5. Il résulte de ce qui précède, et sans qu'il soit besoin d'examiner les autres moyens de la requête, que Mme B est fondée à soutenir que c'est à tort que, par le jugement attaqué, le tribunal administratif de Bordeaux a rejeté sa demande.

Sur les conclusions à fin d'injonction :

6. Aux termes de l'article L. 911-1 du code de justice administrative : " Lorsque sa décision implique nécessairement qu'une personne morale de droit public ou un organisme de droit privé chargé de la gestion d'un service public prenne une mesure d'exécution dans un sens déterminé, la juridiction, saisie de conclusions en ce sens, prescrit, par la même décision, cette mesure assortie, le cas échéant, d'un délai d'exécution () ".

7. Eu égard au motif d'annulation retenu, l'exécution du présent arrêt implique nécessairement la délivrance à Mme B d'une carte de séjour temporaire portant la mention " vie privée et familiale ". Par suite, il y a lieu d'enjoindre au préfet de la Gironde de délivrer ce titre dans le délai de trois mois à compter de la notification du présent arrêt, et de lui délivrer, dans l'attente, un récépissé l'autorisant à travailler. En revanche, il n'y a pas lieu d'assortir cette injonction d'une astreinte.

Sur les frais liés au litige :

8.En l'absence de demande d'aide juridictionnelle, l'avocat de Mme B ne peut se prévaloir des dispositions des articles L. 761-1 du code de justice administrative et 37 de la loi du 10 juillet 1991. Ses conclusions tendant au versement par l'Etat à son profit de la somme de 1200 euros doivent donc être rejetées.

DECIDE :

Article 1erer : Le jugement du tribunal administratif de Bordeaux du 23 mai 2024 est annulé.

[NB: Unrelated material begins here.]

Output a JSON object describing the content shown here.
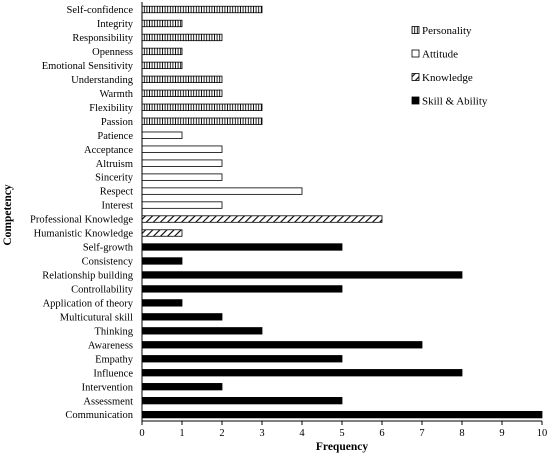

Article 2 : L'arrêté de la préfète de la Gironde du 4 janvier 2023 est annulé.

Article 3 : Il est enjoint au préfet de la Gironde de délivrer à Mme B une carte de séjour portant la mention " vie privée et familiale " dans un délai de trois mois à compter de la notification de l'arrêt à intervenir et de lui délivrer, dans l'attente, un récépissé l'autorisant à travailler.

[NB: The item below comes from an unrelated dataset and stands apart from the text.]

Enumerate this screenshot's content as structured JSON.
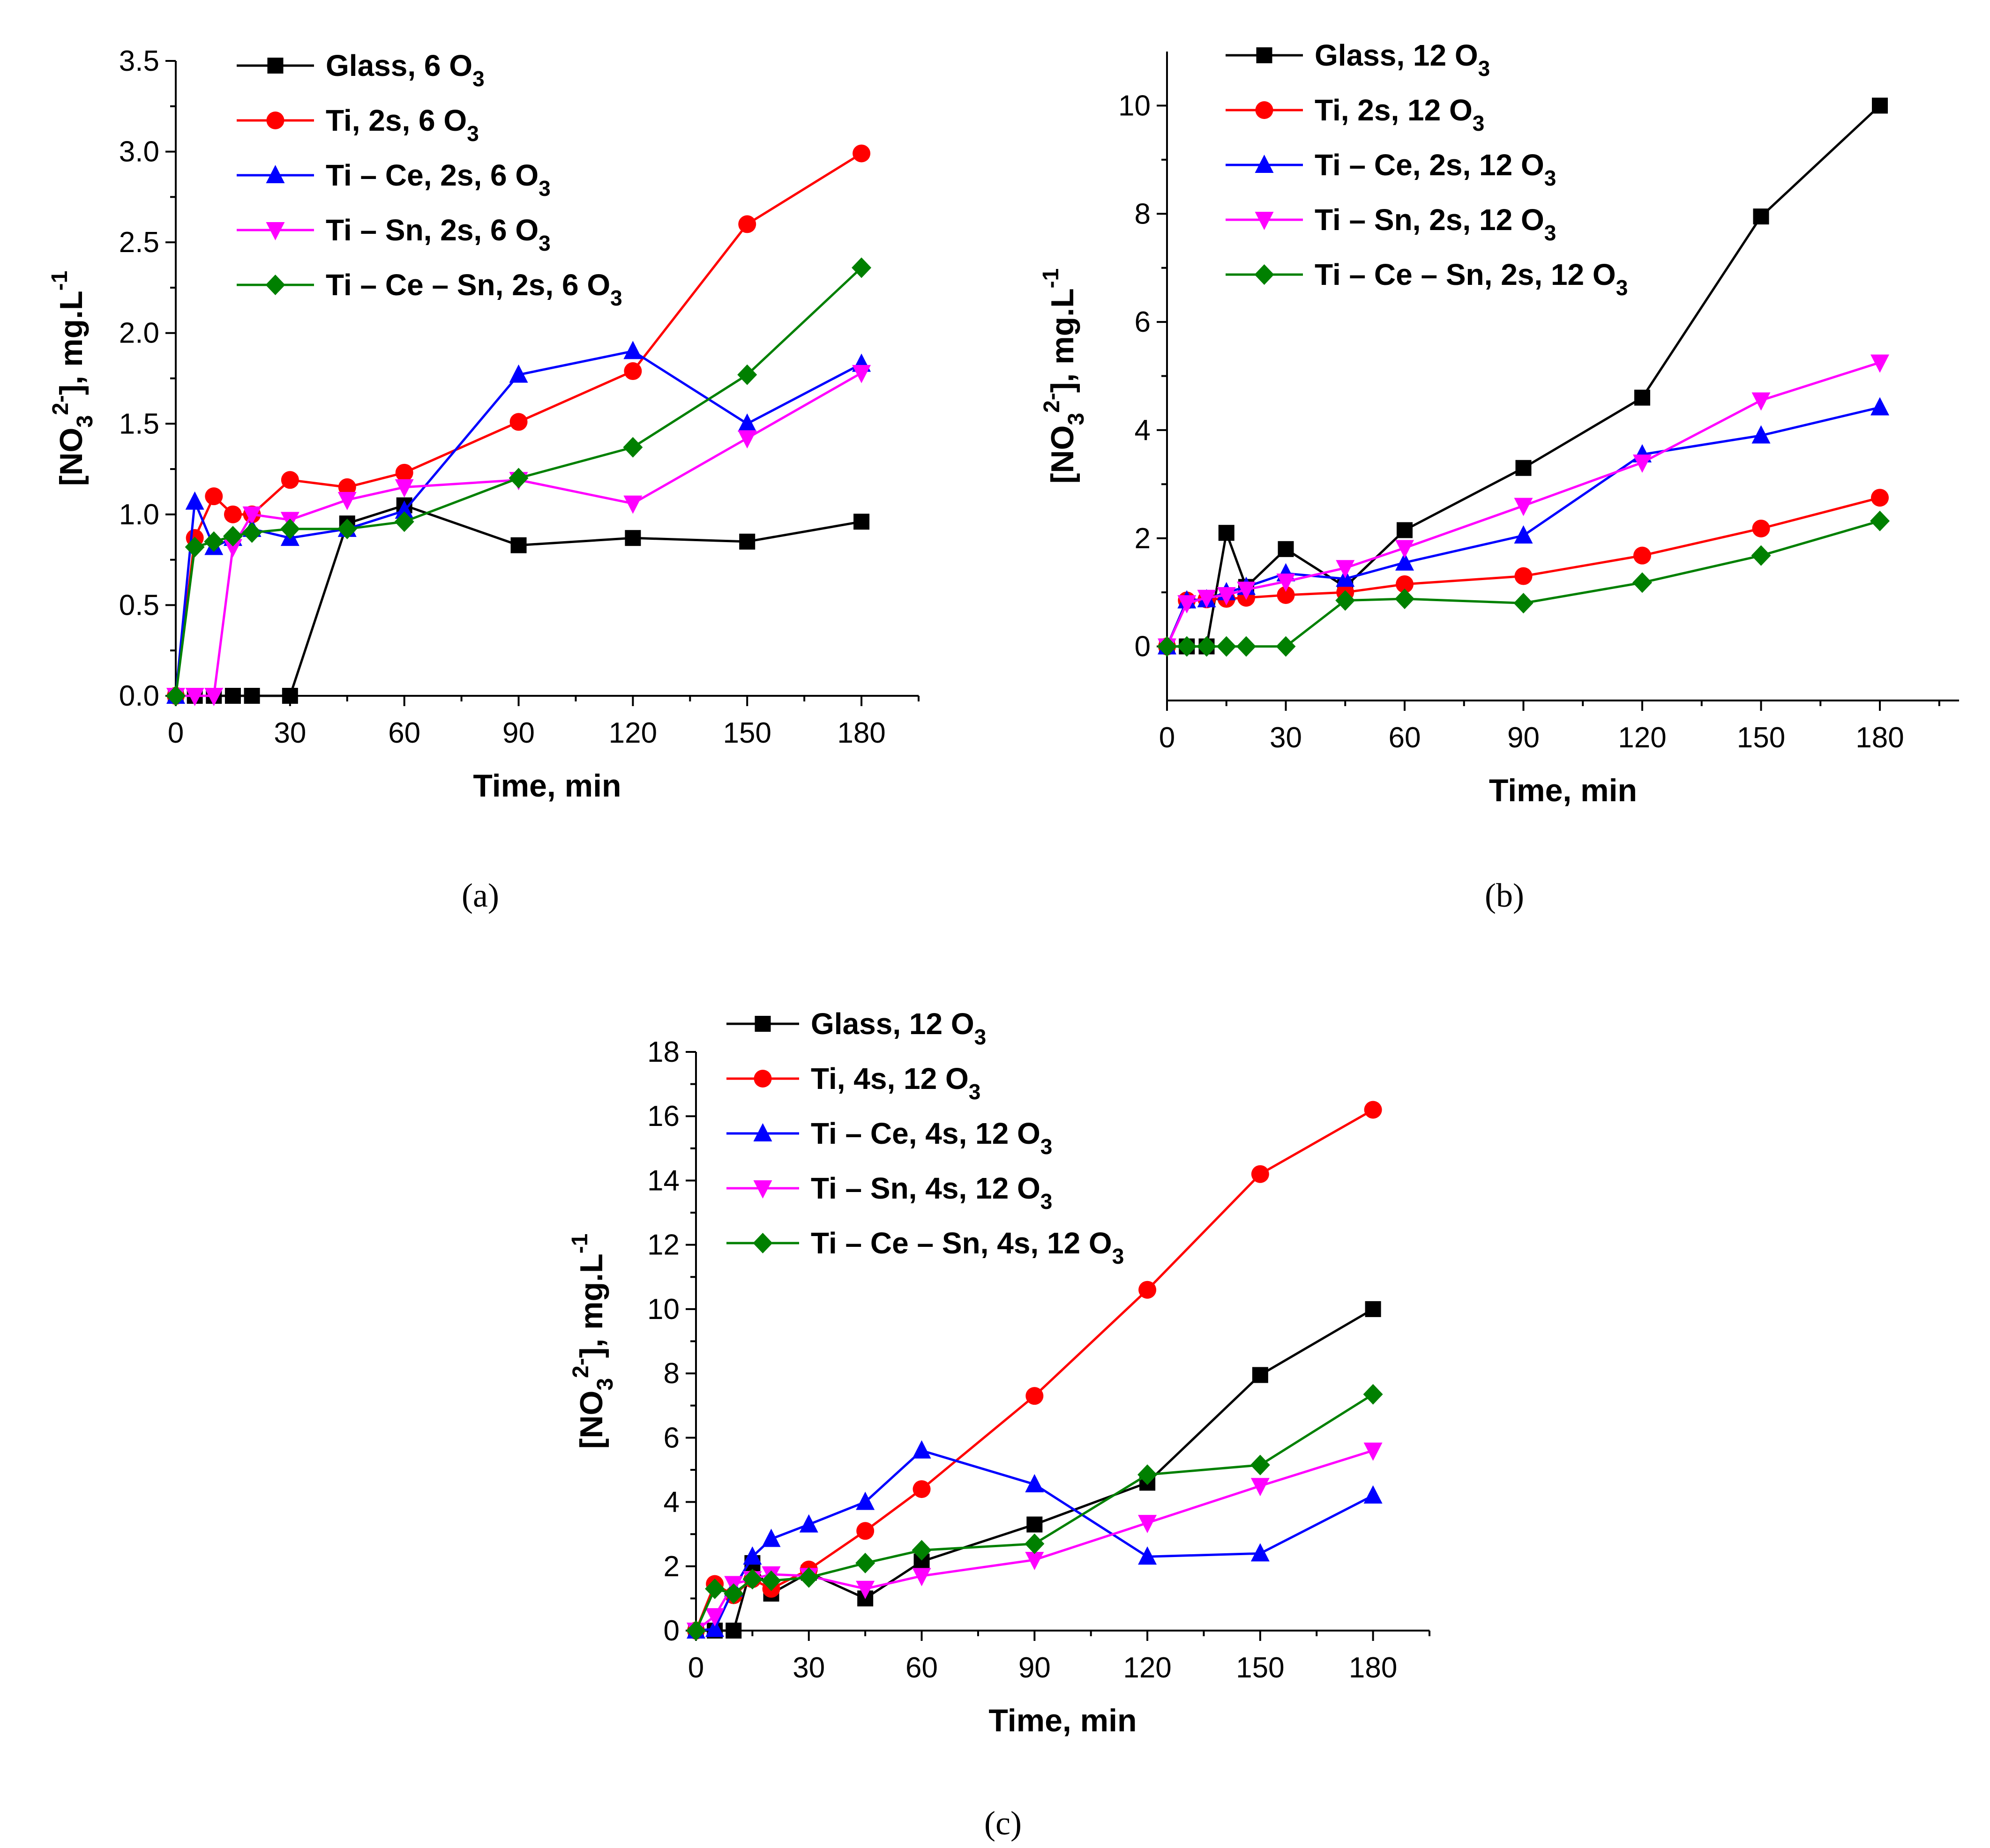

Article 4 : Le surplus des conclusions de la requête est rejeté.

Article 5 : Le présent arrêt sera notifié à Mme C E B, au préfet de la Gironde, au ministre de l'intérieur et à Me Meaude.

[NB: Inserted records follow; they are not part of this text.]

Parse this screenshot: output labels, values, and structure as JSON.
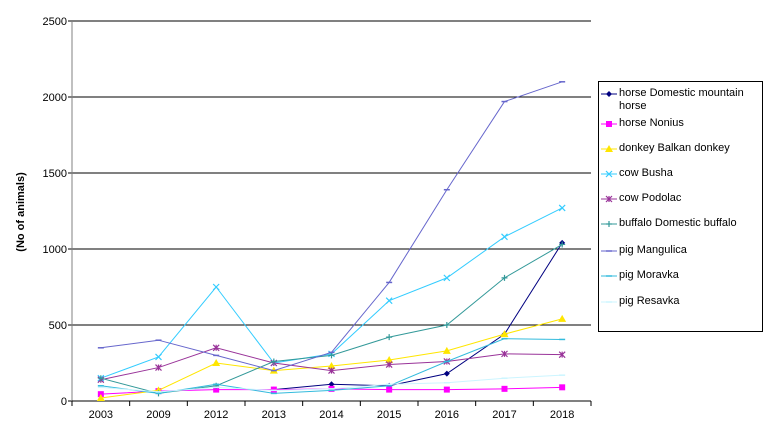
{
  "chart_data": {
    "type": "line",
    "title": "",
    "xlabel": "",
    "ylabel": "(No of animals)",
    "ylim": [
      0,
      2500
    ],
    "yticks": [
      0,
      500,
      1000,
      1500,
      2000,
      2500
    ],
    "grid": true,
    "legend_position": "right",
    "categories": [
      "2003",
      "2009",
      "2012",
      "2013",
      "2014",
      "2015",
      "2016",
      "2017",
      "2018"
    ],
    "series": [
      {
        "name": "horse Domestic mountain horse",
        "color": "#000080",
        "marker": "diamond",
        "values": [
          null,
          null,
          null,
          75,
          110,
          100,
          180,
          440,
          1040
        ]
      },
      {
        "name": "horse Nonius",
        "color": "#ff00ff",
        "marker": "square",
        "values": [
          45,
          65,
          75,
          75,
          80,
          75,
          75,
          80,
          90
        ]
      },
      {
        "name": "donkey Balkan donkey",
        "color": "#ffe600",
        "marker": "triangle",
        "values": [
          20,
          70,
          250,
          200,
          230,
          270,
          330,
          440,
          540
        ]
      },
      {
        "name": "cow Busha",
        "color": "#33ccff",
        "marker": "x",
        "values": [
          150,
          290,
          750,
          250,
          310,
          660,
          810,
          1080,
          1270
        ]
      },
      {
        "name": "cow Podolac",
        "color": "#993399",
        "marker": "star",
        "values": [
          140,
          220,
          350,
          250,
          200,
          240,
          260,
          310,
          305
        ]
      },
      {
        "name": "buffalo Domestic buffalo",
        "color": "#339999",
        "marker": "plus",
        "values": [
          150,
          50,
          100,
          260,
          300,
          420,
          500,
          810,
          1030
        ]
      },
      {
        "name": "pig  Mangulica",
        "color": "#6666cc",
        "marker": "dash",
        "values": [
          350,
          400,
          300,
          200,
          320,
          780,
          1390,
          1970,
          2100
        ]
      },
      {
        "name": "pig  Moravka",
        "color": "#33bbdd",
        "marker": "dash",
        "values": [
          100,
          50,
          110,
          50,
          70,
          100,
          260,
          410,
          405
        ]
      },
      {
        "name": "pig  Resavka",
        "color": "#ccf5ff",
        "marker": "dash",
        "values": [
          90,
          60,
          90,
          70,
          80,
          110,
          120,
          150,
          170
        ]
      }
    ]
  }
}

Délibéré après l'audience du 23 janvier 2025 à laquelle siégeaient :

Mme Evelyne Balzamo, présidente,

Mme Béatrice Molina-Andréo, présidente assesseure,

Mme Héloïse Pruche-Maurin, première conseillère,

Rendu public par mise à disposition au greffe le 13 février 2025.

La rapporteure,

Héloïse Pruche-MaurinLa présidente,

Evelyne Balzamo

La greffière,

Sylvie Hayet

La République mande et ordonne au ministre de l'intérieur en ce qui le concerne et à tous commissaires de justice à ce requis, en ce qui concerne les voies de droit commun contre les parties privées, de pourvoir à l'exécution du présent arrêt.